Быстрые сборы, теплые объятия, и обещание почаще звонить, все растворилось в дымке неясного грядущего. Со мной так случалось, когда я принимала решения, которые не поддавались логике.

Созвонившись с Ксюхой, мы договорились встретиться через час около торгового центра. Время оставшееся до встречи я решила провести в кафе на верхнем этаже, где через стеклянные окна от пола до потолка, открывался потрясающий вид на площадь с фонтаном.

Кофе оказался крепким и пряным. Одна маленькая чашечка, без сахара и молока, густой сваренный на песке. Растягивая удовольствие, от дивного напитка, погрузилась в невеселые мысли.

Ну, вот что мне стоило остаться…а с кем? Вик, он большой, надежный, с ним легко, весело и черт с ним Никольским. Все равно не понимаю, как к нему отношусь, будто все мои чувства к нему опустили на глубину, утопили, перевязали и затянули, так что и дышать не хочется. Вроде и есть что-то, но глубоко. Мама права будь он немного откровеннее со мной, не прятался за ширмой своих амбиций, все сложилось иначе. Но кому-то не хватило терпения, мне не хватило точно, оно кончилось вместе с силами бороться за него. Не хочу…

— Что-нибудь еще? — вежливо поинтересовался официант.

— Да, еще кофе и счет, — когда он отошел, мне срочно захотелось освежиться, и я чуть ли не бегом влетела в туалет.

Стоя перед зеркалом в туалете я часто и глубоко дышала, глядя в зеркало широко распахнутыми глазами. Просто в какой-то момент беспокойство завладело моим сознанием, как я не старалась, мысленно высмеивая странное предчувствие, но организм никак не хотел успокаиваться. В итоге в зал кафетерия я вошла с подгибающимися от волнения ногами. Как во сне дошла до своего столика и только тогда заметила сидящего за ним Никольского.

— Андрей? — я растерянно открывала и закрывала рот, но никак не могла найти ни одного слова, поэтому просто села напротив него.

"Будь, что будет!" — подумала я.

— Али, тебе не кажется, что нам нужно спокойно поговорить? — я кивнула, а потом отрицательно замотала головой.

— О чем?

— О нас, — Никольский выглядел спокойно, но его выдавал нервно подрагивающий уголок губ.

— Я думала тебе глубоко наплевать, на это мифическое «нас», и тем более не подозревала, что оно все-таки существует, — на одном дыхании выпалила я, впрочем, все мое красноречие ушло в пустоту.

— Али, поехали домой, — сложив руки на груди, я скептически посмотрела на мужа.

— Андрей, давай начнем с того, что я никуда с тобой не поеду, — еще один выразительный взгляд на мужа, — это выяснили. Теперь, думаю самый актуальный вопрос, это наш общий ребенок, тут я не имею права ограничить ваше общение.
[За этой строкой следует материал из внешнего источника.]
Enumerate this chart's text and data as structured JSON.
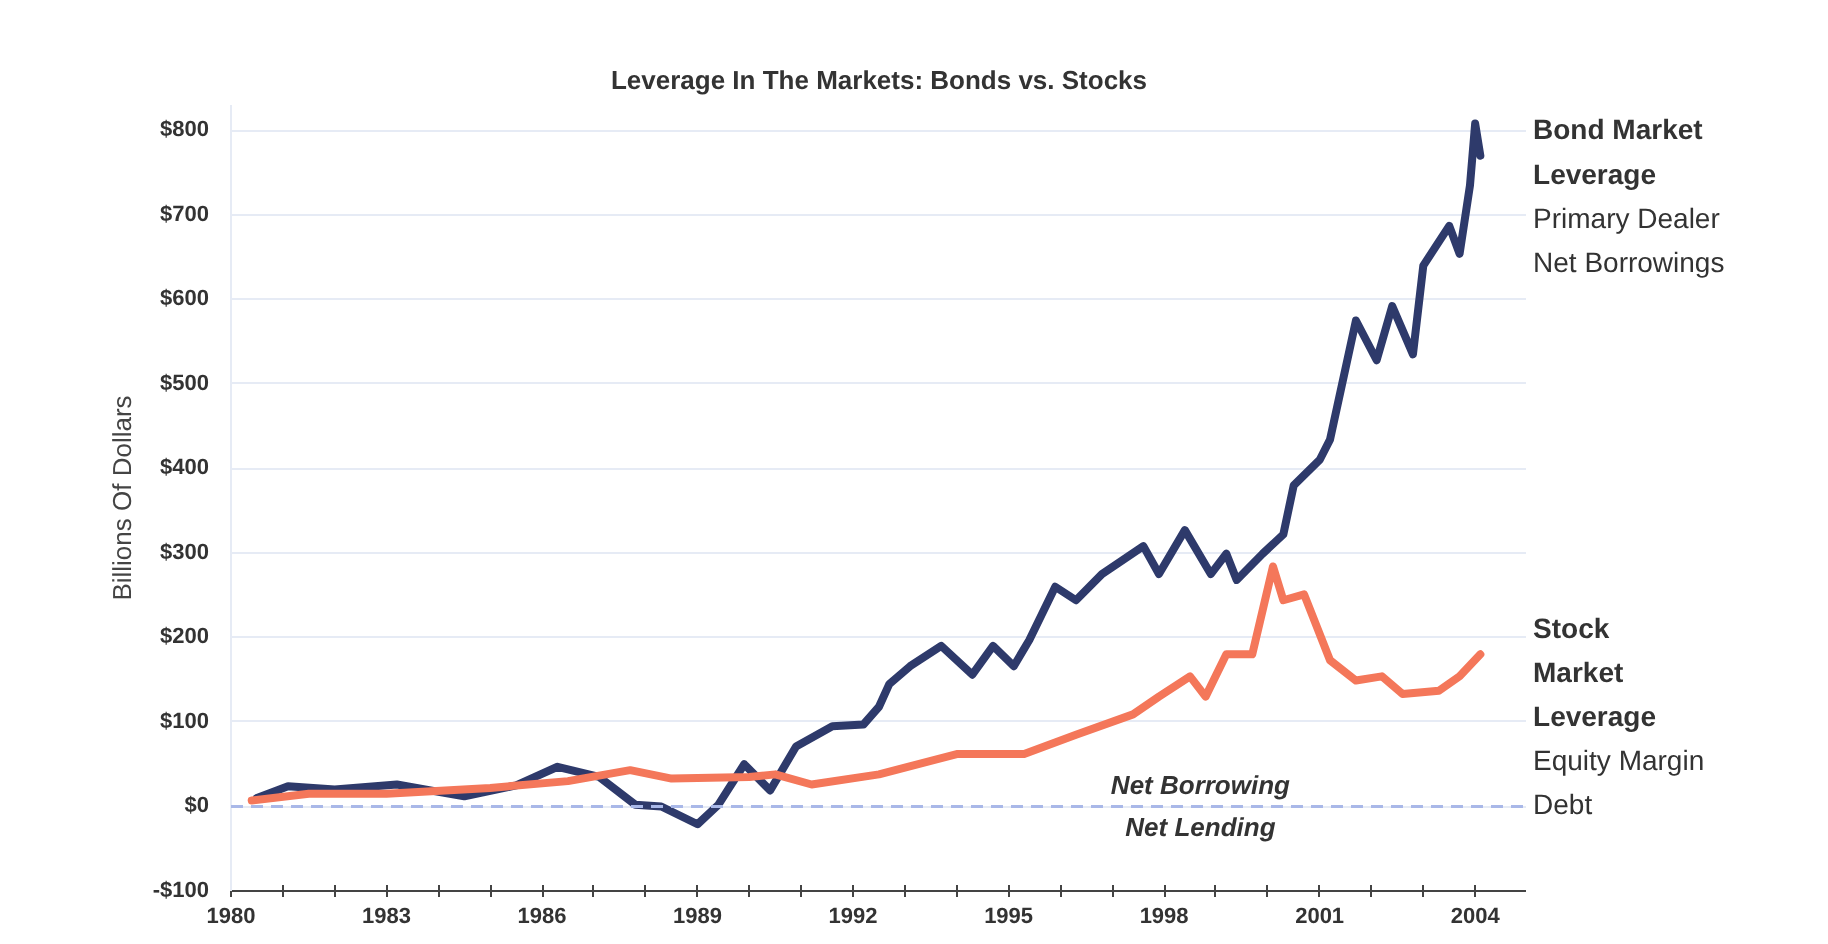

Но это будет еще не скоро, а о родах ты узнаешь первый, я тебе обещаю, — ох, как не просто казаться такой уверенной, когда предательские слезы хрустальной линзой плавают по глазу, а горло душит комок рыданий.
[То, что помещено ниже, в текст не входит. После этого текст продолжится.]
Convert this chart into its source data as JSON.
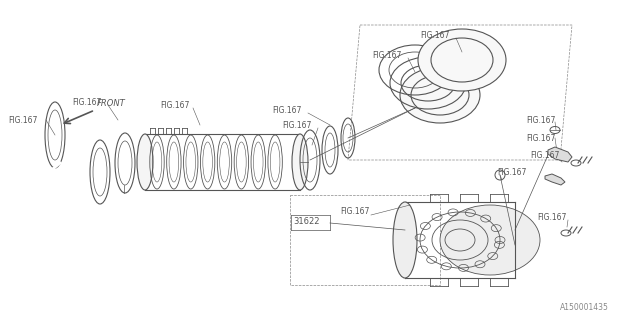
{
  "bg_color": "#ffffff",
  "line_color": "#555555",
  "text_color": "#555555",
  "fig_label": "FIG.167",
  "part_label": "31622",
  "watermark": "A150001435",
  "front_label": "FRONT"
}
Он слушал меня внимательно, следя за каждым движением. Как хорошо, что я так и не решилась отстричь сильно отросшую челку, за которой теперь прятала блестящие от слез глаза.

— Али…

— Подожди, я еще не все сказала. Я уезжаю, — он захотел сказать что-то еще, но я решительно остановила его, — мне нужен покой, поверь это не только из-за малыша, моя недавняя болезнь иногда дает о себе знать. Мне вовсе не хочется возвращаться в психушку! Здесь, к сожалению, я не могу спокойно жить, по известным нам обоим причинам, поэтому место, где я проведу время до родов, ты не узнаешь. Теперь все.
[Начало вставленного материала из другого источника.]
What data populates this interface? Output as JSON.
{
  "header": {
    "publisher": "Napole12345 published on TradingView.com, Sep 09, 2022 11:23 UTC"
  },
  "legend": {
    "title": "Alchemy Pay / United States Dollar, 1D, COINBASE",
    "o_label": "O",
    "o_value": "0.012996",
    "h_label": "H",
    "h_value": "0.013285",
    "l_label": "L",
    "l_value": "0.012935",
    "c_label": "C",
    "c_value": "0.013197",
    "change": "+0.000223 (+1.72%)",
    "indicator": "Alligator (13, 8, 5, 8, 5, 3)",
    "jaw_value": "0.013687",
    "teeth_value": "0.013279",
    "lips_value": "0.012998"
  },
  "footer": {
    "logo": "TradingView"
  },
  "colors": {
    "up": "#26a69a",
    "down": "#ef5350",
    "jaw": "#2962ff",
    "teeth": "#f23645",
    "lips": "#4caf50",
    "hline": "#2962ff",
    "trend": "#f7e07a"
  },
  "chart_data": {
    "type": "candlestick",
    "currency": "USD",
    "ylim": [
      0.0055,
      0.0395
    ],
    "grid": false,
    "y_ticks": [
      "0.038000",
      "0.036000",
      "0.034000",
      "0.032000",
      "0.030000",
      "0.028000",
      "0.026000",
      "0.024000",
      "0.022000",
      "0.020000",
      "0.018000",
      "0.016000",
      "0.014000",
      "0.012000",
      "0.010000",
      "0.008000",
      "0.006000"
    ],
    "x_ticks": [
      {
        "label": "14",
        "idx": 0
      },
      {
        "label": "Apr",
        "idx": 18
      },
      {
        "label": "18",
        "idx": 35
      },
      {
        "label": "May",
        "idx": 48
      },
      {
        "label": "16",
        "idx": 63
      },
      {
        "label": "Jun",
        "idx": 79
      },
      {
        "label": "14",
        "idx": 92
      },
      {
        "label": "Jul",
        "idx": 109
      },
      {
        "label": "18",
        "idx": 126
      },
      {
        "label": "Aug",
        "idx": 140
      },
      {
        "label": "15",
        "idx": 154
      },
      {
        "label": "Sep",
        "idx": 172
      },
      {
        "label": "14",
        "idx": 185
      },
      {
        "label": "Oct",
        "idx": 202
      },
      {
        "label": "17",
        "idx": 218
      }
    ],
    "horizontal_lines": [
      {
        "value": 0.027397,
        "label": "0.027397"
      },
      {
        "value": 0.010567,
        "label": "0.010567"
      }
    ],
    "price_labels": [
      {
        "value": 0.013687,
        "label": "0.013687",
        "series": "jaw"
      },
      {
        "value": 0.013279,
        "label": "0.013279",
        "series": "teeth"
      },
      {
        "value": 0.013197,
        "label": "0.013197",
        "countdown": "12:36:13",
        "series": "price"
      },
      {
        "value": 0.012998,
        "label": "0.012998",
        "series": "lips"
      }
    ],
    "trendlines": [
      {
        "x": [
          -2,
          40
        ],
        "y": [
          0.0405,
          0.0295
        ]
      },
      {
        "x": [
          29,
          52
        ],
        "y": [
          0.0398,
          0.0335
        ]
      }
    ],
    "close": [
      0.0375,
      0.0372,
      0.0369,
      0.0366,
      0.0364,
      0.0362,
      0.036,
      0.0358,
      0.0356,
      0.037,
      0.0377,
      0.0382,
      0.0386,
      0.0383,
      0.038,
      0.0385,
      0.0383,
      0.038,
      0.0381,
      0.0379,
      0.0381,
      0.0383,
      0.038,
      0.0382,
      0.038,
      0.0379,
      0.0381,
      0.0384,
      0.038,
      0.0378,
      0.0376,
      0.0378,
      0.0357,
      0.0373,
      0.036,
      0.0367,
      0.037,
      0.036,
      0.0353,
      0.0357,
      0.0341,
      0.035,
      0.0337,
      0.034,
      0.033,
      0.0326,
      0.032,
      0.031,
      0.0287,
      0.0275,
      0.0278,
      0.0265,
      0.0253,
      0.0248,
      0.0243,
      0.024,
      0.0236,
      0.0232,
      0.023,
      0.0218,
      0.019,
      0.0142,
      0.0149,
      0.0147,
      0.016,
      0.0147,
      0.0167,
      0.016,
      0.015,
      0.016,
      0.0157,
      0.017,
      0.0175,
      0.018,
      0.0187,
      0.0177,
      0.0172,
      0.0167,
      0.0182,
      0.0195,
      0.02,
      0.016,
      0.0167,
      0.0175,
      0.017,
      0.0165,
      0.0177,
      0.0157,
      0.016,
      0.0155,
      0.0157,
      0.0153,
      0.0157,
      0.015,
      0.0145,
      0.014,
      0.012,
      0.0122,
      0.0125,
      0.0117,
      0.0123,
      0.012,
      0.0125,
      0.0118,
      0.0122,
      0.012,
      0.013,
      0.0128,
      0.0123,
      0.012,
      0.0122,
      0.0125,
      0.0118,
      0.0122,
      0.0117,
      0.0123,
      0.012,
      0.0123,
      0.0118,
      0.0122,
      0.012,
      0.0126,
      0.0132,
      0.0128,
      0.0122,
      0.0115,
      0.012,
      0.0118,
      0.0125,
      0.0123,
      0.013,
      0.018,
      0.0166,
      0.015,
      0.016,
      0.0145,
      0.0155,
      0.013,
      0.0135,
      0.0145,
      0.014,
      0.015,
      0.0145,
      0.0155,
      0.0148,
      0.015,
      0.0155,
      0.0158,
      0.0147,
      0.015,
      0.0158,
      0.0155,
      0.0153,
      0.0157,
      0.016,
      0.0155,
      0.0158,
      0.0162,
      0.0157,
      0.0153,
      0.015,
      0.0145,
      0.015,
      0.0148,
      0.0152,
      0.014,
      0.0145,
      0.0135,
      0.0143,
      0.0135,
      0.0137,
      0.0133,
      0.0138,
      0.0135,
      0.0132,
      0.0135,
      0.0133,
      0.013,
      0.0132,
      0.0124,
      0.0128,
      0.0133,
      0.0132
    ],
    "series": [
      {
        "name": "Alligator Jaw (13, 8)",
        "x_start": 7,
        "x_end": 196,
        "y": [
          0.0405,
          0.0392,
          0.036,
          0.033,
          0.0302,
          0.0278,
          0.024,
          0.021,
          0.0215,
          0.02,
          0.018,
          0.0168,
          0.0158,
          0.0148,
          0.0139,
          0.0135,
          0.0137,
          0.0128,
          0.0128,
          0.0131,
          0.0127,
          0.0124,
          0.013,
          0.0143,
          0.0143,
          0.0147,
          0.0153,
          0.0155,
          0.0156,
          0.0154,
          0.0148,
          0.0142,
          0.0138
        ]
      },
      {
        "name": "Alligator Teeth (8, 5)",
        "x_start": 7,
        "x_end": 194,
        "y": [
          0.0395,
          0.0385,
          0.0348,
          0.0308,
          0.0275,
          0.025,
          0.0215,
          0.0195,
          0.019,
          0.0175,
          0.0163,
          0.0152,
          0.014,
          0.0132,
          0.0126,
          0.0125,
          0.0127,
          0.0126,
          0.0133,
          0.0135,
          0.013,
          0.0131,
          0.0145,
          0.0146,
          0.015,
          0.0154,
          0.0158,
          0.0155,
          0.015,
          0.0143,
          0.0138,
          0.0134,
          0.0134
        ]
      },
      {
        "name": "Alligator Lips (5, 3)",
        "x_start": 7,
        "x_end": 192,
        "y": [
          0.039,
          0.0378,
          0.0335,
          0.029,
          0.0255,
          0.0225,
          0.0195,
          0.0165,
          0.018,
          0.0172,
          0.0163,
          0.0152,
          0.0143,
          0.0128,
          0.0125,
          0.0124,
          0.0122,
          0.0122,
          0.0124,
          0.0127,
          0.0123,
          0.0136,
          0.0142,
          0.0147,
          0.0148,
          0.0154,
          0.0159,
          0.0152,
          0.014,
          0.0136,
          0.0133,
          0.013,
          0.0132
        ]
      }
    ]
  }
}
На Никольского смотреть стало страшно, глаза, которые я раньше так часто называла злыми, теперь резали не хуже битого стекла. Меня передернуло, а внутри заворочался ледяной ком.

"Сейчас что-то будет" — мелькнула мысль.

— Хорошо, — тон Никольского вызвал сотню ледяных иголочек по позвоночнику.

Потом просто встал и вышел, оставив меня, тупо пялиться на кресло, в котором он только что сидел.

— Отлично, — выговорила я, пытаясь унять дрожь во всем теле.

Я откинулась в кресле, но вместо облегчения от ухода Никольского, испытала гнев.

Да как он посмел? Как он вообще решился требовать вернуться? Кто вообще в здравом уме рискнул вернуться после того, как он со мною обращался? Но… ко мне определение "здравый ум" вряд ли можно применить в полной мере. Я снова нервно рассмеялась.

Зазвонил телефон, на миг, отогнав мысли о Никольском.